Department of Microbiology and Immunology, University of North Carolina at Chapel Hill, Chapel Hill, North Carolina, USA.
PLoS One. 2012;7(8):e43333. doi: 10.1371/journal.pone.0043333. Epub 2012 Aug 15.

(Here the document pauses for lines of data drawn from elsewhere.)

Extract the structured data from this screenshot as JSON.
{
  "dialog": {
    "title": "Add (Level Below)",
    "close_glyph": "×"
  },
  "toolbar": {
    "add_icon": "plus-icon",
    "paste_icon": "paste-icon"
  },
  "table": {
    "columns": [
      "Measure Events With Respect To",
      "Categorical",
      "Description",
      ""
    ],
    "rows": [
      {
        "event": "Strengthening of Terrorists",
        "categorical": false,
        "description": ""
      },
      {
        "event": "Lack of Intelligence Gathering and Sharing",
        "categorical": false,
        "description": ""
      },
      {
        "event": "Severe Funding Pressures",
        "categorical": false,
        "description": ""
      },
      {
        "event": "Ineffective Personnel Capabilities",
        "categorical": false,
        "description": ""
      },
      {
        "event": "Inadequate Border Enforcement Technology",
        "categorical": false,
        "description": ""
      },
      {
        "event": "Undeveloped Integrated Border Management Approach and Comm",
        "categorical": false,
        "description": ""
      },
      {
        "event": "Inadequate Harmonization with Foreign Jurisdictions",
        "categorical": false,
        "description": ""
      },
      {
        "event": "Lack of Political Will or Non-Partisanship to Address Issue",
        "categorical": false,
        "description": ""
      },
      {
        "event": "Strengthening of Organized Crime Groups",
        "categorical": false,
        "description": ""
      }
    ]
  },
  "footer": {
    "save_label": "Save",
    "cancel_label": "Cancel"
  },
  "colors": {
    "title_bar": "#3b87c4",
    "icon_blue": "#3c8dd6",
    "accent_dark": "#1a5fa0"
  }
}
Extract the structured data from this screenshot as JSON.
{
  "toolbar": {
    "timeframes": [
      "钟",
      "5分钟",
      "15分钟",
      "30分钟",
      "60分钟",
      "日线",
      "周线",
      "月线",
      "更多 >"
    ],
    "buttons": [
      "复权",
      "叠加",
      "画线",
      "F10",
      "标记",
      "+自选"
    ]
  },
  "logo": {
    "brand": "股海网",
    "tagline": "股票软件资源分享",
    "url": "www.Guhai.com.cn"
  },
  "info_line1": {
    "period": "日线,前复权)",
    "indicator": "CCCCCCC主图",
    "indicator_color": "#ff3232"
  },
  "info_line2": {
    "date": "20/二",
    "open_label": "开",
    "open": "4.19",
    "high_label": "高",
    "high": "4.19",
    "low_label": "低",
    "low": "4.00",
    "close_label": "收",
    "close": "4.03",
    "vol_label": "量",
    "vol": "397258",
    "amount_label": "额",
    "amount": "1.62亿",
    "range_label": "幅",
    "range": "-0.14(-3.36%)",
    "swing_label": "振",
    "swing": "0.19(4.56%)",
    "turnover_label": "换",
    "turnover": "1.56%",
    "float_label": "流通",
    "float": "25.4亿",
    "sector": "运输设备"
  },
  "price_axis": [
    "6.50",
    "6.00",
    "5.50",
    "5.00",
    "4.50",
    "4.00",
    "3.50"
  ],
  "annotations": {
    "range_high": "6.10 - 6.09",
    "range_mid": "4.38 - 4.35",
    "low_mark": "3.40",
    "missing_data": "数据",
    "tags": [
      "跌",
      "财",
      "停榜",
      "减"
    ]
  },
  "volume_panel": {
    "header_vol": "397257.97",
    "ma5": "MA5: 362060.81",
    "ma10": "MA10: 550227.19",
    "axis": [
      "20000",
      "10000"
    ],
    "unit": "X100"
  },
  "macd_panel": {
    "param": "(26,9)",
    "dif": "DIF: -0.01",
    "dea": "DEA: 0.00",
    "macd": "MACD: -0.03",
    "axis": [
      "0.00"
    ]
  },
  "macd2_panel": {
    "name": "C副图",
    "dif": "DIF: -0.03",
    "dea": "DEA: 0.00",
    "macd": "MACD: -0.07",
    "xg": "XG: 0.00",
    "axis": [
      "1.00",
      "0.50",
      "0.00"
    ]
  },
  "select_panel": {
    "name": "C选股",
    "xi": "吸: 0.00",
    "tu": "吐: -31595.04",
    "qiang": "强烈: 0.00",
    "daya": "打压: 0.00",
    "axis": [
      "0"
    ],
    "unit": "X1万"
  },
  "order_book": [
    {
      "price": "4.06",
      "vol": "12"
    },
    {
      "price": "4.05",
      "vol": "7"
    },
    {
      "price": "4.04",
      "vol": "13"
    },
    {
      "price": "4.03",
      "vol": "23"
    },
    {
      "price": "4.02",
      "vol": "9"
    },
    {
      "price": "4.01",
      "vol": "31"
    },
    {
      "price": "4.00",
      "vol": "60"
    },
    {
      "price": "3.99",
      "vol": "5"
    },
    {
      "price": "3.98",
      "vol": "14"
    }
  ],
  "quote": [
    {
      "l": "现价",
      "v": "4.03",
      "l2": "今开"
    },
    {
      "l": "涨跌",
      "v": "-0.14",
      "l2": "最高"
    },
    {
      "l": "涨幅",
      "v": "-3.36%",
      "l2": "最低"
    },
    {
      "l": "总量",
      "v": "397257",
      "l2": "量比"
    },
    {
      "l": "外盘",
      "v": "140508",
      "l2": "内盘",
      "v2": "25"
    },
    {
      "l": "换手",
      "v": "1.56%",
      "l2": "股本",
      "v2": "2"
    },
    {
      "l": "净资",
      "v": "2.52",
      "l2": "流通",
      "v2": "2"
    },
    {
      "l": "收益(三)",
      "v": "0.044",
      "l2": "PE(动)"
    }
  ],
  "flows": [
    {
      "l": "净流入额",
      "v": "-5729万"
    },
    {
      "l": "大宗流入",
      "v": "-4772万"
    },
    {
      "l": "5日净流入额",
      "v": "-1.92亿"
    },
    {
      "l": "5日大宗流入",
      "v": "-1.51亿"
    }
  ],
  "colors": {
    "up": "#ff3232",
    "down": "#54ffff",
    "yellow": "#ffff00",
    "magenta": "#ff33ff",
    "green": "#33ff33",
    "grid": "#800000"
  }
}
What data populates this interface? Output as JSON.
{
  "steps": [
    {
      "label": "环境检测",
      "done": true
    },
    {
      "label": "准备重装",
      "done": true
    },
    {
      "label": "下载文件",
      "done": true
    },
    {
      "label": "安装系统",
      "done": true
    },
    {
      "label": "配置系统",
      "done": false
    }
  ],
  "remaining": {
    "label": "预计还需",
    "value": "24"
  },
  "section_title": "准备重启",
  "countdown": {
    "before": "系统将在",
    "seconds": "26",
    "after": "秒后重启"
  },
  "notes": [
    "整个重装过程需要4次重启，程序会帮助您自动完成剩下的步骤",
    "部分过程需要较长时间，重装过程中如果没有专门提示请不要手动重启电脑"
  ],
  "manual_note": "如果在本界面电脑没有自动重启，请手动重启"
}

Plexins are a family of genes (A,B,C, and D) that are expressed in many organ systems. Plexins expressed in the immune system have been implicated in cell movement and cell-cell interaction during the course of an immune response. In this study, the expression pattern of Plexin-B2 and Plexin-D1 in dendritic cells (DCs), which are central in immune activation, was investigated. Plexin-B2 and Plexin-D1 are reciprocally expressed in myeloid and plasmacytoid DC populations. Plasmacytoid DCs have high Plexin-B2 but low Plexin-D1, while the opposite is true of myeloid DCs. Expression of Plexin-B2 and Plexin-D1 is modulated upon activation of DCs by TLR ligands, TNFα, and anti-CD40, again in a reciprocal fashion. Semaphorin3E, a ligand for Plexin-D1 and Plexin-B2, is expressed by T cells, and interestingly, is dramatically higher on Th2 cells and on DCs. The expression of Plexins and their ligands on DCs and T cells suggest functional relevance. To explore this, we utilized chimeric mice lacking Plxnb2 or Plxnd1. Absence of Plexin-B2 and Plexin-D1 on DCs did not affect the ability of these cells to upregulate costimulatory molecules or the ability of these cells to activate antigen specific T cells. Additionally, Plexin-B2 and Plexin-D1 were dispensable for chemokine-directed in-vitro migration of DCs towards key DC chemokines, CXCL12 and CCL19. However, the absence of either Plexin-B2 or Plexin-D1 on DCs leads to constitutive expression of IL-12/IL-23p40. This is the first report to show an association between Plexin-B2 and Plexin-D1 with the negative regulation of IL-12/IL-23p40 in DCs. This work also shows the presence of Plexin-B2 and Plexin-D1 on mouse DC subpopulations, and indicates that these two proteins play a role in IL-12/IL-23p40 production that is likely to impact the immune response.
丛蛋白是一个基因家族(A、B、C 和 D),在许多器官系统中表达。免疫系统中表达的丛蛋白已被牵连到免疫反应过程中的细胞运动和细胞-细胞相互作用中。在这项研究中,研究了在免疫激活中起核心作用的树突状细胞(DC)中丛蛋白-B2 和丛蛋白-D1 的表达模式。在髓样和浆细胞样 DC 群体中,丛蛋白-B2 和丛蛋白-D1 呈相互表达。浆细胞样 DC 具有高的丛蛋白-B2 但低的丛蛋白-D1,而髓样 DC 则相反。当 DC 被 TLR 配体、TNFα 和抗 CD40 激活时,丛蛋白-B2 和丛蛋白-D1 的表达也会以相互的方式被调节。神经鞘氨醇 3E 是丛蛋白-D1 和丛蛋白-B2 的配体,由 T 细胞表达,有趣的是,它在 Th2 细胞和 DC 上的表达显著更高。DC 和 T 细胞上丛蛋白及其配体的表达表明其具有功能相关性。为了探索这一点,我们利用缺乏 Plxnb2 或 Plxnd1 的嵌合小鼠。DC 上缺乏丛蛋白-B2 和丛蛋白-D1 不会影响这些细胞上调共刺激分子的能力,也不会影响这些细胞激活抗原特异性 T 细胞的能力。此外,在趋化因子导向的 DC 向关键 DC 趋化因子 CXCL12 和 CCL19 的体外迁移中,丛蛋白-B2 和丛蛋白-D1 也是可有可无的。然而,无论是 DC 上缺乏丛蛋白-B2 还是丛蛋白-D1,都会导致 IL-12/IL-23p40 的组成型表达。这是第一个报道表明丛蛋白-B2 和丛蛋白-D1 与 DC 中 IL-12/IL-23p40 的负调控有关的报告。这项工作还表明,在小鼠 DC 亚群中存在丛蛋白-B2 和丛蛋白-D1,并表明这两种蛋白在 IL-12/IL-23p40 产生中发挥作用,这可能会影响免疫反应。